Using Your Annual Planning Process to Ensure Great Sales Results in 2018

Salesforce
Salesforce for Sales
2 min readDec 1, 2017

Jason Jordan, Partner, Vantage Point Performance

One of the biggest deficiencies that we see in many sales forces is a lack of alignment among corporate goals, sales objectives, and sales force behaviors. The three are frequently allowed to operate independently with the tacit (and often faulty) assumption that they are all in alignment and working toward a common end. At no time of the year is this independence more pronounced than in fiscal Q4, when senior executives, sales leaders, and salespeople are busy with their own respective tasks.

In Search of Organizational Alignment

In the final few months of the year, different teams within organizations are all busy trying to manage a flurry of separate tasks that must be completed before the year’s end. As the new year approaches, there will undoubtedly be fresh plans, budgets, and targets for everyone. But will these pieces be integrated and aligned? Will the top, middle, and bottom layers of the organization really perform as one?

Engineering Success

One of the keys to aligning an organization from top to bottom is to align the metrics that each level uses to measure success. If you follow Vantage Point’s research, you know we contend that there are three distinct levels of metrics that can (and should) be used to measure and manage a sales force.

First, there are business results such as revenue, market share, or customer satisfaction that are viewed at the company level and used to report the overall health of the organization.
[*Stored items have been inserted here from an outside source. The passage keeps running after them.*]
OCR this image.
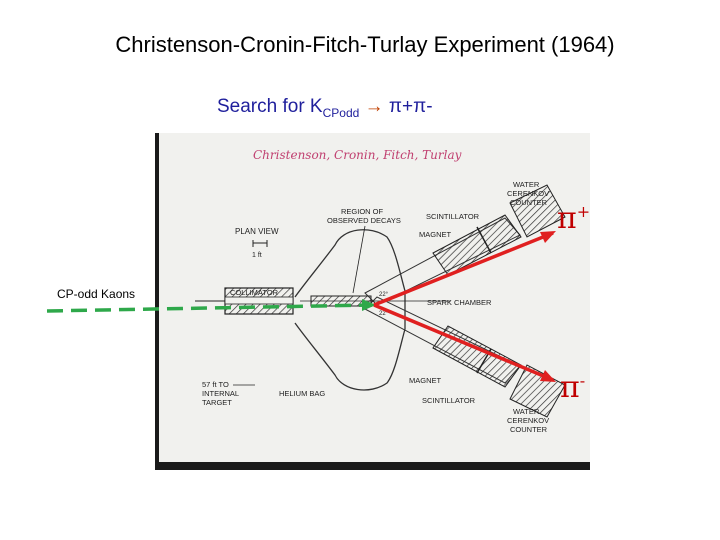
Christenson-Cronin-Fitch-Turlay Experiment (1964)
Search for $K_{CPodd} \to \pi+\pi-$
Christenson, Cronin, Fitch, Turlay
PLAN VIEW
1 ft
WATER CERENKOV COUNTER
REGION OF OBSERVED DECAYS	SCINTILLATOR
MAGNET
COLLIMATOR
SPARK CHAMBER
22°
22°
57 ft TO INTERNAL TARGET
HELIUM BAG
MAGNET
SCINTILLATOR
WATER CERENKOV COUNTER
CP-odd Kaons
π+
π-
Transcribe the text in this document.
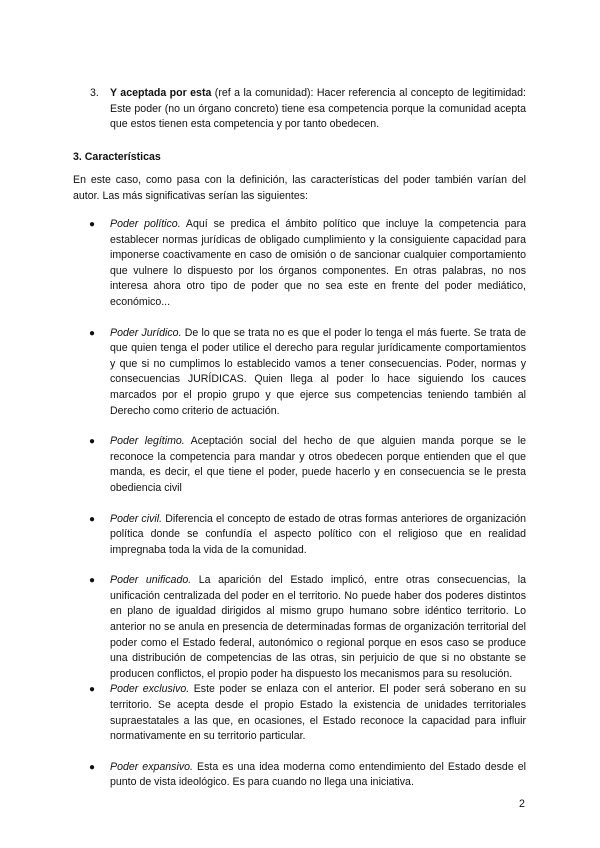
3. Y aceptada por esta (ref a la comunidad): Hacer referencia al concepto de legitimidad: Este poder (no un órgano concreto) tiene esa competencia porque la comunidad acepta que estos tienen esta competencia y por tanto obedecen.
3. Características
En este caso, como pasa con la definición, las características del poder también varían del autor. Las más significativas serían las siguientes:
● Poder político. Aquí se predica el ámbito político que incluye la competencia para establecer normas jurídicas de obligado cumplimiento y la consiguiente capacidad para imponerse coactivamente en caso de omisión o de sancionar cualquier comportamiento que vulnere lo dispuesto por los órganos componentes. En otras palabras, no nos interesa ahora otro tipo de poder que no sea este en frente del poder mediático, económico...
● Poder Jurídico. De lo que se trata no es que el poder lo tenga el más fuerte. Se trata de que quien tenga el poder utilice el derecho para regular jurídicamente comportamientos y que si no cumplimos lo establecido vamos a tener consecuencias. Poder, normas y consecuencias JURÍDICAS. Quien llega al poder lo hace siguiendo los cauces marcados por el propio grupo y que ejerce sus competencias teniendo también al Derecho como criterio de actuación.
● Poder legítimo. Aceptación social del hecho de que alguien manda porque se le reconoce la competencia para mandar y otros obedecen porque entienden que el que manda, es decir, el que tiene el poder, puede hacerlo y en consecuencia se le presta obediencia civil
● Poder civil. Diferencia el concepto de estado de otras formas anteriores de organización política donde se confundía el aspecto político con el religioso que en realidad impregnaba toda la vida de la comunidad.
● Poder unificado. La aparición del Estado implicó, entre otras consecuencias, la unificación centralizada del poder en el territorio. No puede haber dos poderes distintos en plano de igualdad dirigidos al mismo grupo humano sobre idéntico territorio. Lo anterior no se anula en presencia de determinadas formas de organización territorial del poder como el Estado federal, autonómico o regional porque en esos caso se produce una distribución de competencias de las otras, sin perjuicio de que si no obstante se producen conflictos, el propio poder ha dispuesto los mecanismos para su resolución.
● Poder exclusivo. Este poder se enlaza con el anterior. El poder será soberano en su territorio. Se acepta desde el propio Estado la existencia de unidades territoriales supraestatales a las que, en ocasiones, el Estado reconoce la capacidad para influir normativamente en su territorio particular.
● Poder expansivo. Esta es una idea moderna como entendimiento del Estado desde el punto de vista ideológico. Es para cuando no llega una iniciativa.
2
Second, there are sales objectives — metrics such as customer retention, new product sales, deal win rates, and other benchmarks that constitute the sales force’s success at achieving specific goals. And finally, there are sales activities. These are measures such as the volume of sales calls made, number of customers assigned to each seller, percentage of salespeople using CRM tools, or the amount of training provided to the sales force. These are the activities sales managers and salespeople actually do to fulfill business objectives and attain business results. Establishing formal linkages among business results, sales objectives, and sales activities is the key to ensuring focused execution in the field that will lead directly to the achievement of the company’s overall goals. Align these metrics, and your company’s sales force will be on the path to success.